Friday, December 23, 2011

Vladm* + Vladi* (for Vladi* or possibly Vladm*)

One of my very favorite Christopher Hitchens essays concerns one of my all-time favorite novels, Vladimir Nabokov's Lolita. In an essay, which appeared in the December 2005 Atlantic, Hitchens begins by saying: "In Azar Nafisi's Reading Lolita in Tehran, in which young female students meet in secret with Xeroxed copies of Nabokov's masterpiece on their often chaste and recently chadored laps, it is at first a surprise to discover how unscandalized the women are. Without exception, it turns out, they concur with Vera Nabokov in finding that the chief elements of the story are 'its beauty and pathos'..." Vladimir Nabokov loved language and butterflies.

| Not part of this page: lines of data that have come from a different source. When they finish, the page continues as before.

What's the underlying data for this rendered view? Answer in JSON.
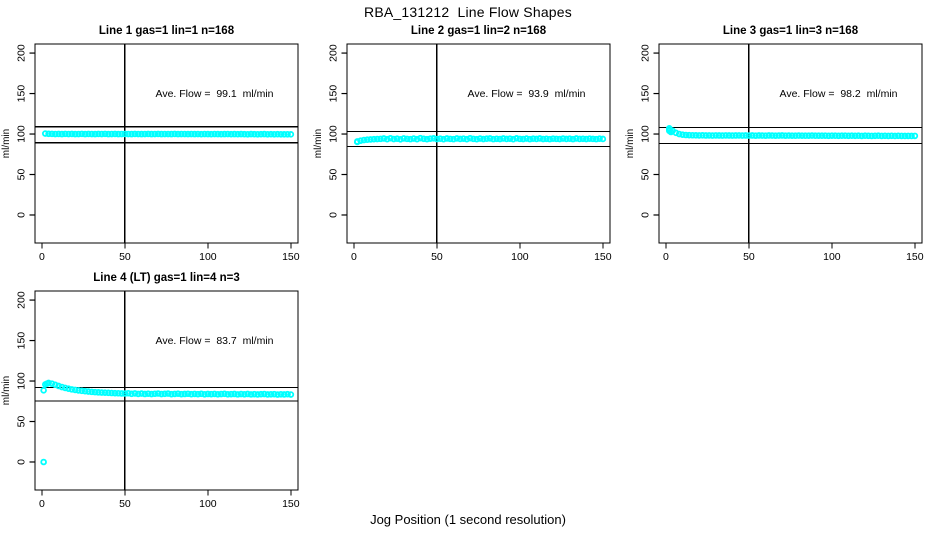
{
  "figure": {
    "title": "RBA_131212  Line Flow Shapes",
    "xlabel": "Jog Position (1 second resolution)"
  },
  "colors": {
    "points": "#00ffff",
    "axis": "#000000",
    "background": "#ffffff"
  },
  "chart_data": [
    {
      "type": "scatter",
      "title": "Line 1 gas=1 lin=1 n=168",
      "ylabel": "ml/min",
      "ave_flow": 99.1,
      "ave_flow_label": "Ave. Flow =  99.1  ml/min",
      "xlim": [
        -4.2,
        154.3
      ],
      "ylim": [
        -34.6,
        211.2
      ],
      "x_ticks": [
        0,
        50,
        100,
        150
      ],
      "y_ticks": [
        0,
        50,
        100,
        150,
        200
      ],
      "ref_upper": 109.0,
      "ref_lower": 89.2,
      "ref_vertical_x": 50,
      "x_start": 2,
      "x_step": 2,
      "y_values": [
        100.6,
        100.3,
        100.2,
        100.0,
        100.1,
        99.9,
        100.2,
        100.0,
        100.1,
        99.9,
        100.0,
        100.2,
        99.9,
        100.1,
        100.0,
        99.9,
        100.1,
        100.0,
        100.2,
        99.9,
        100.0,
        100.1,
        99.9,
        100.0,
        100.1,
        100.0,
        99.9,
        100.1,
        100.0,
        99.9,
        100.0,
        100.1,
        99.9,
        100.0,
        100.1,
        99.9,
        100.0,
        100.0,
        99.9,
        100.1,
        99.9,
        100.0,
        100.0,
        99.9,
        100.0,
        99.9,
        100.0,
        99.8,
        100.0,
        99.9,
        99.8,
        100.0,
        99.9,
        99.8,
        99.9,
        100.0,
        99.8,
        99.9,
        99.8,
        99.9,
        99.8,
        99.7,
        99.9,
        99.8,
        99.7,
        99.8,
        99.9,
        99.7,
        99.8,
        99.7,
        99.8,
        99.7,
        99.6,
        99.7,
        99.6
      ],
      "extra_points": []
    },
    {
      "type": "scatter",
      "title": "Line 2 gas=1 lin=2 n=168",
      "ylabel": "ml/min",
      "ave_flow": 93.9,
      "ave_flow_label": "Ave. Flow =  93.9  ml/min",
      "xlim": [
        -4.2,
        154.3
      ],
      "ylim": [
        -34.6,
        211.2
      ],
      "x_ticks": [
        0,
        50,
        100,
        150
      ],
      "y_ticks": [
        0,
        50,
        100,
        150,
        200
      ],
      "ref_upper": 103.3,
      "ref_lower": 84.5,
      "ref_vertical_x": 50,
      "x_start": 2,
      "x_step": 2,
      "y_values": [
        90.8,
        91.8,
        92.5,
        93.0,
        93.3,
        93.6,
        93.8,
        94.0,
        94.5,
        93.6,
        94.8,
        93.8,
        94.2,
        93.5,
        94.6,
        94.0,
        93.7,
        94.4,
        93.6,
        94.9,
        94.1,
        93.6,
        94.3,
        94.7,
        93.8,
        94.2,
        93.6,
        94.5,
        94.0,
        93.7,
        94.6,
        93.9,
        94.3,
        93.6,
        94.8,
        94.0,
        93.6,
        94.4,
        93.8,
        94.2,
        94.6,
        93.7,
        94.1,
        93.8,
        94.5,
        93.9,
        94.3,
        93.6,
        94.7,
        94.0,
        93.8,
        94.4,
        93.7,
        94.2,
        93.9,
        94.5,
        93.8,
        94.1,
        93.7,
        94.3,
        94.0,
        93.8,
        94.4,
        93.9,
        94.2,
        93.7,
        94.5,
        93.9,
        94.1,
        93.8,
        94.3,
        94.0,
        93.7,
        94.2,
        93.9
      ],
      "extra_points": [
        [
          2,
          90.2
        ]
      ]
    },
    {
      "type": "scatter",
      "title": "Line 3 gas=1 lin=3 n=168",
      "ylabel": "ml/min",
      "ave_flow": 98.2,
      "ave_flow_label": "Ave. Flow =  98.2  ml/min",
      "xlim": [
        -4.2,
        154.3
      ],
      "ylim": [
        -34.6,
        211.2
      ],
      "x_ticks": [
        0,
        50,
        100,
        150
      ],
      "y_ticks": [
        0,
        50,
        100,
        150,
        200
      ],
      "ref_upper": 108.0,
      "ref_lower": 88.4,
      "ref_vertical_x": 50,
      "x_start": 2,
      "x_step": 2,
      "y_values": [
        107.0,
        104.0,
        101.5,
        100.0,
        99.2,
        98.8,
        98.6,
        98.5,
        98.4,
        98.3,
        98.4,
        98.2,
        98.3,
        98.1,
        98.3,
        98.2,
        98.1,
        98.3,
        98.2,
        98.1,
        98.2,
        98.3,
        98.1,
        98.2,
        98.1,
        98.2,
        98.0,
        98.2,
        98.1,
        98.0,
        98.2,
        98.1,
        98.0,
        98.1,
        98.2,
        98.0,
        98.1,
        98.0,
        97.9,
        98.1,
        98.0,
        97.9,
        98.0,
        98.1,
        97.9,
        98.0,
        97.9,
        98.0,
        97.8,
        98.0,
        97.9,
        97.8,
        97.9,
        98.0,
        97.8,
        97.9,
        97.8,
        97.9,
        97.7,
        97.9,
        97.8,
        97.7,
        97.8,
        97.9,
        97.7,
        97.8,
        97.7,
        97.8,
        97.6,
        97.8,
        97.7,
        97.6,
        97.7,
        97.6,
        97.7
      ],
      "extra_points": [
        [
          2,
          106.0
        ],
        [
          2,
          104.0
        ],
        [
          3,
          102.5
        ]
      ]
    },
    {
      "type": "scatter",
      "title": "Line 4 (LT) gas=1 lin=4 n=3",
      "ylabel": "ml/min",
      "ave_flow": 83.7,
      "ave_flow_label": "Ave. Flow =  83.7  ml/min",
      "xlim": [
        -4.2,
        154.3
      ],
      "ylim": [
        -34.6,
        211.2
      ],
      "x_ticks": [
        0,
        50,
        100,
        150
      ],
      "y_ticks": [
        0,
        50,
        100,
        150,
        200
      ],
      "ref_upper": 92.1,
      "ref_lower": 75.3,
      "ref_vertical_x": 50,
      "x_start": 2,
      "x_step": 2,
      "y_values": [
        95.8,
        97.6,
        96.8,
        95.3,
        93.9,
        92.6,
        91.5,
        90.5,
        89.7,
        89.0,
        88.4,
        87.9,
        87.4,
        87.0,
        86.6,
        86.3,
        86.0,
        85.8,
        85.6,
        85.4,
        85.2,
        85.0,
        84.9,
        84.7,
        84.6,
        84.9,
        84.2,
        84.7,
        84.1,
        84.5,
        84.0,
        84.4,
        83.9,
        84.3,
        84.6,
        83.9,
        84.2,
        84.5,
        83.8,
        84.1,
        84.4,
        83.8,
        84.0,
        84.3,
        83.7,
        84.1,
        83.8,
        84.2,
        83.6,
        84.0,
        83.8,
        84.1,
        83.6,
        83.9,
        84.2,
        83.6,
        83.8,
        84.0,
        83.5,
        83.9,
        83.6,
        84.0,
        83.5,
        83.8,
        83.4,
        83.7,
        83.9,
        83.4,
        83.6,
        83.8,
        83.3,
        83.6,
        83.4,
        83.7,
        83.3
      ],
      "extra_points": [
        [
          1,
          0.0
        ],
        [
          1,
          88.5
        ],
        [
          3,
          96.8
        ]
      ]
    }
  ]
}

Regarding the former, please turn to Lolita if you've not yet had the exquisite pleasure. As to the latter, Nabokov was also a lepidopterist who identified and named the Karner Blue Butterfly, a species first spotted in Albany's "Pine Bush," a beautiful and dwindling ecosystem comprising pine barrens, lupines, and little blue butterflies. There were 29 cases of today's typo in OhioLINK and 404 in WorldCat.

(Butterfly drawn by Vladimir Nabokov for his wife Vera, "Christmas 1969," from Wikimedia Commons.)